Originally published on The Columbia Daily Tribune website

Tad Bartimus has a way of getting you tangled up in her universe. You say “yes” to some little request, and next thing you know you are helping to save the world.

I first met Tad when she was an undergraduate J-School student at Mizzou and I was the unsuspecting young publisher of the Tribune. Somehow she convinced me we needed a Mizzou correspondent — no, she convinced me we needed her as the Mizzou correspondent — and both our lives changed. Tad went on to become the first female special correspondent for The Associated Press and one of the few women covering the war in Vietnam. In the meantime, I bumped into her in Miami, where she was getting started with the AP and I was fooling around with sailboats.

Many years passed. Tad lived in Alaska and Hawaii with a stint in Estes Park, Colo. Every few years I would discover some other Tad adventure, enjoy a brief interlude of reacquaintance and we’d move on.

Finally, not long ago, she was at my doorstep again with another project, perhaps the last in her long career. She wanted to bring “Talk Story, Write Story” to MU’s Reynolds Journalism Institute and said the project desperately needed a local newspaper sponsor. Of course, the Tribune was the one.

As usual with Tad, I had no real idea what she was up to, but initial ignorance, or even disinterest, is not enough to put her off. So we finally said we would be involved, and from the story in this section of the newspaper on Sunday, I learned a large contingent of Columbia’s best was hooked as well.

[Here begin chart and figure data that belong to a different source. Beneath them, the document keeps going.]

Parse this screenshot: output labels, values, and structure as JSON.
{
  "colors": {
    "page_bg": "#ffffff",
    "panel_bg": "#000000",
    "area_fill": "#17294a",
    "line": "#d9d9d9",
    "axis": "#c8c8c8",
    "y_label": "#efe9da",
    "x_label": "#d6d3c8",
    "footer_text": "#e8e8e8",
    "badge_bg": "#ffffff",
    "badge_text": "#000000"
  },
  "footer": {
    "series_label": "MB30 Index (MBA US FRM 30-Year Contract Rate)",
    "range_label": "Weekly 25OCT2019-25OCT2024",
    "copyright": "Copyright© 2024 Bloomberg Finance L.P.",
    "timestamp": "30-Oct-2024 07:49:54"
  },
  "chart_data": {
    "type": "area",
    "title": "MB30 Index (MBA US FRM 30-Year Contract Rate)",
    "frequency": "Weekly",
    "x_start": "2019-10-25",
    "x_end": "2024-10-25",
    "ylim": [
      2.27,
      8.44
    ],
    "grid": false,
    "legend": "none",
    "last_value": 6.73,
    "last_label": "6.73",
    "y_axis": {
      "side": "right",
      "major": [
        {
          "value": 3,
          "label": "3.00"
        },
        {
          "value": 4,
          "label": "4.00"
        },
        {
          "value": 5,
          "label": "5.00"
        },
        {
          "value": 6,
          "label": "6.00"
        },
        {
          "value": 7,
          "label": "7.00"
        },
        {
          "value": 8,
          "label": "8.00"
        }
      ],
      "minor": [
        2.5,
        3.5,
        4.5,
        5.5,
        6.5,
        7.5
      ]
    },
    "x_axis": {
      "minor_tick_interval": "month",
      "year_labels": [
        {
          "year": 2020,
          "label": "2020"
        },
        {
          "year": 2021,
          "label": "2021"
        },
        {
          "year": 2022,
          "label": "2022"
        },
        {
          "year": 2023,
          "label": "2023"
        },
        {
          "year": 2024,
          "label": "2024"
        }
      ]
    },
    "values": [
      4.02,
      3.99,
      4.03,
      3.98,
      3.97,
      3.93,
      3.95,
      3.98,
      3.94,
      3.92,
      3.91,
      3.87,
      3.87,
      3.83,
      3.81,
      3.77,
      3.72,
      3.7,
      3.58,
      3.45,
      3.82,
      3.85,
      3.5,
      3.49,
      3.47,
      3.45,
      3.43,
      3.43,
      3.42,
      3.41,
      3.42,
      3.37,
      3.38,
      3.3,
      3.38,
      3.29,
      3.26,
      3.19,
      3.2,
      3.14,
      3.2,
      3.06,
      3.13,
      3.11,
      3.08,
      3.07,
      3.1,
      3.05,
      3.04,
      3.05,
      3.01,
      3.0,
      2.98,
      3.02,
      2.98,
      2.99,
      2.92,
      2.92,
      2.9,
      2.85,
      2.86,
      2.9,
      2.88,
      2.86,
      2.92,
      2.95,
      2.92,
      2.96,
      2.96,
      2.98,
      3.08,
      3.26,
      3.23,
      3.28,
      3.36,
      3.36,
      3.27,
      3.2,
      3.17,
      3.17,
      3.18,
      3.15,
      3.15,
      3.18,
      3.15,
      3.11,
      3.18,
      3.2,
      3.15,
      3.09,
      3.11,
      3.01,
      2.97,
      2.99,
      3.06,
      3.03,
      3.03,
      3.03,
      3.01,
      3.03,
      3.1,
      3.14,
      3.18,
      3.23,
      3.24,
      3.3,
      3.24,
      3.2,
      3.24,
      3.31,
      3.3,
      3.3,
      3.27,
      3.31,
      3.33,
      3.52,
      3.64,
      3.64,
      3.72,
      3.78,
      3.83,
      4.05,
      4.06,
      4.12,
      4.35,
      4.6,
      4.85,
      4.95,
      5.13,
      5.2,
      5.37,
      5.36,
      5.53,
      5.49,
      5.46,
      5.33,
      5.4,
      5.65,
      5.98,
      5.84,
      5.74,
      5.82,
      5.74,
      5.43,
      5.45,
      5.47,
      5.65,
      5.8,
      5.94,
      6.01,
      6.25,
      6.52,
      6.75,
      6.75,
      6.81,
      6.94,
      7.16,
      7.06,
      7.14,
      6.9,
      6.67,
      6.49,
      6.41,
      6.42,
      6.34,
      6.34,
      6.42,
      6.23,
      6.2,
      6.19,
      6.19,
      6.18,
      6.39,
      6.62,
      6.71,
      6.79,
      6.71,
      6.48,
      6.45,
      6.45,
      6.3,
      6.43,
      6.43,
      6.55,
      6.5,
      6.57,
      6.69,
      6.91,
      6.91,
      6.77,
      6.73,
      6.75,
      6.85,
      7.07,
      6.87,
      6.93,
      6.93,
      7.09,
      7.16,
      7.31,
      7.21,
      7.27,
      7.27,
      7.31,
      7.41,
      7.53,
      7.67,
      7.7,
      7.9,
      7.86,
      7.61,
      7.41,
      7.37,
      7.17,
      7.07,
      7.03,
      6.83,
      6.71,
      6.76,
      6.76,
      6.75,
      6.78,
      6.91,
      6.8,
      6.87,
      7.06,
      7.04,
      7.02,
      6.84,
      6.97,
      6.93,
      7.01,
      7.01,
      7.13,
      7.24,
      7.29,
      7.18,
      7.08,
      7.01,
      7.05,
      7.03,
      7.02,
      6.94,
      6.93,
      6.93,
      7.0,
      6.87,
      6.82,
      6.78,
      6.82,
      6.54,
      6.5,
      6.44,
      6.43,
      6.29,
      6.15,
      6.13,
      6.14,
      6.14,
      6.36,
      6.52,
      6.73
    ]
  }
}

Tad and her husband, Dean, have invented a unique educational vehicle aimed at elevating needy talented kids from struggling school days to fully funded college educations. In Columbia and elsewhere, she recruited who’s-who rosters of mentors to work young people through a process Tad learned in Hawaii and later took to Alaska, a metamorphosis from telling stories under a monkey pod tree to writing stories and winding up in college.

I can’t do justice to the whole story here; I just want to mention my old friend Tad, who has done another round of good stuff as she travels toward the end of her career. By the time this piece appears, she is on her way back to Hana, Maui, where she and Dean have their home. Unless I miss my guess, she’ll suddenly appear again when I least expect her.